The hematologic studies provide a mixed picture. There is evidence of an autoimmune hemolytic anemia (AIHA). Typically, AIHA is associated with reticulocytosis rather than reticulocytopenia. Reticulocytopenia can occur in AIHA, however, because of antibodies directed against erythroid precursors or if 2 processes are occurring simultaneously—ie, AIHA plus bone marrow destructive/failure process. The latter scenario is more likely here. Specifically, the pancytopenia, elevated triglycerides, and extreme hyperferritinemia strongly support the diagnosis of HLH. The very low C3 and C4 suggest a complement-consumptive process, and SLE is the most likely etiology. Proteinuria and Coombs-positive anemia are also features of SLE. The discordance between the ESR (markedly elevated) and CRP (mild elevation) is surprising in the setting of systemic inflammation. However, her other clinical features are consistent with marked systemic inflammation, and it is important not to dismiss a likely diagnosis simply on the basis of a few incongruous features. At this point, the diagnosis of SLE complicated by secondary HLH is favored, remembering that both these entities can be triggered by a viral infection. Therefore, diligent follow-up of the aforementioned specific autoantibody studies and the bone marrow biopsy is the next logical step, along with the still-pending infectious disease studies.

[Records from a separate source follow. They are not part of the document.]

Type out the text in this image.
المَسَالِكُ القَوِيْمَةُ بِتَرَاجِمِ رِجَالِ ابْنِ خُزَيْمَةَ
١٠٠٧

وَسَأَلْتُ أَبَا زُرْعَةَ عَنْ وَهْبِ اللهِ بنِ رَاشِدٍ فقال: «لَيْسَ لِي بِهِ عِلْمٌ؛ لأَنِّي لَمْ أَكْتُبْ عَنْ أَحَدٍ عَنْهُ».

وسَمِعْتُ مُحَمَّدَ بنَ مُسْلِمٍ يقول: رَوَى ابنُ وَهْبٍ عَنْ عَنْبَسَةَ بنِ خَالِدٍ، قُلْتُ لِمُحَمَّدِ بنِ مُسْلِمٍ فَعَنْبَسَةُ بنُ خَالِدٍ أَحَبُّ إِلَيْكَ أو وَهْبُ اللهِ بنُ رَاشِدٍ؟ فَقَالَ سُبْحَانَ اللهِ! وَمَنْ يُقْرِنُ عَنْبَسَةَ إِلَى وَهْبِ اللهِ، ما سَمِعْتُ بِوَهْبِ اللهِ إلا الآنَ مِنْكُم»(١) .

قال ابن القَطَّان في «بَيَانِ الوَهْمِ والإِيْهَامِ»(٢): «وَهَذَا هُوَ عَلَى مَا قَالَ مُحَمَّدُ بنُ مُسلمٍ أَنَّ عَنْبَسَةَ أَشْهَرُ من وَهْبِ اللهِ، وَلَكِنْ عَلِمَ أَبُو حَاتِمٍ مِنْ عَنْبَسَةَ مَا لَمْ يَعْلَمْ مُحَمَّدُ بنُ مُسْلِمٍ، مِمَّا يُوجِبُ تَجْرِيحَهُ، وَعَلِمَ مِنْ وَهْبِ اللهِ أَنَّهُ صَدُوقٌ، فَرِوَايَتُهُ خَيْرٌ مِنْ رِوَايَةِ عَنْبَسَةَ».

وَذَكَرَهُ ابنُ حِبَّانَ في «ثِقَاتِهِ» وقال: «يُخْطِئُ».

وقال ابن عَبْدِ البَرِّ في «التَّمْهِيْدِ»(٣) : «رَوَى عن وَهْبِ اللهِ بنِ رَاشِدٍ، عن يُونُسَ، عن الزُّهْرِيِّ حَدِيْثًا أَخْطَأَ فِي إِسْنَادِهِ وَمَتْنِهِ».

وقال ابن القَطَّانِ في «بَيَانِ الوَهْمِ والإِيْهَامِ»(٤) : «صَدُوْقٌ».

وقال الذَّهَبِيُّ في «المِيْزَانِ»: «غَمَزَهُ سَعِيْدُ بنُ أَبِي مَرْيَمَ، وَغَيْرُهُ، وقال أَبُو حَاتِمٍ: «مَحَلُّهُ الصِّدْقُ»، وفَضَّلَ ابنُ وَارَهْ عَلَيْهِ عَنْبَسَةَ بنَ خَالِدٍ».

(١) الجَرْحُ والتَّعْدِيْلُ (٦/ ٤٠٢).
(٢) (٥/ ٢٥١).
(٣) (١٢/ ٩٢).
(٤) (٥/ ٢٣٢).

All of the infectious disease studies returned negative for active infection and were consistent with prior EBV and CMV infections with positive IgG testing. The bone marrow biopsy revealed trilineage hematopoiesis with hemophagocytosis, mild fibrosis, and no blasts (Figure 2). Antibody studies for SLE returned with elevated antidouble stranded DNA antibodies >200,000 IU/L. Reference labs ultimately confirmed the presence of decreased natural killer (NK) cell function, elevated soluble interleukin-2 receptors (IL-2R), and elevated soluble cluster of differentiation 163 (CD163).

These findings are consistent with the diagnosis of SLE complicated by secondary HLH (ie, MAS). It remains possible, but unlikely, that the patient has genetic or familial HLH (fHLH), as this entity is exceedingly rare with distinct underlying genetic aberrations separate from SLE. Ideally, the NK cell function studies would be repeated after the current episode of HLH is controlled and the patient is off of immunosuppressive therapies, but this will likely not be possible given the underlying SLE. Patients with fHLH have reduced or absent NK cell function at baseline (ie, not only during an acute episode of HLH and not because of immunosuppressive medications). Alternatively, one could consider genetic testing for fHLH. The clinical importance of doing this is that patients with fHLH are candidates for bone marrow or stem cell transplantation. There currently is not a published standard of care for the work-up and management of MAS in children with rheumatic disease, so the decision to repeat NK cell function testing and/or genetic testing would be left to the discretion of the treating physician and would depend on the patient’s ongoing clinical course.

The patient required red blood cell and platelet transfusions. She received pulse dose intravenous methylprednisolone for treatment of SLE and MAS; she clinically improved within 48 hours of starting steroids. Cyclosporine was added for management of MAS. The patient was transitioned to oral corticosteroids and discharged home. All cell counts normalized within 1 month of discharge. She was weaned off corticosteroids and cyclosporine was discontinued. Her maintenance SLE therapy includes hydroxychloroquine and mycophenolate mofetil.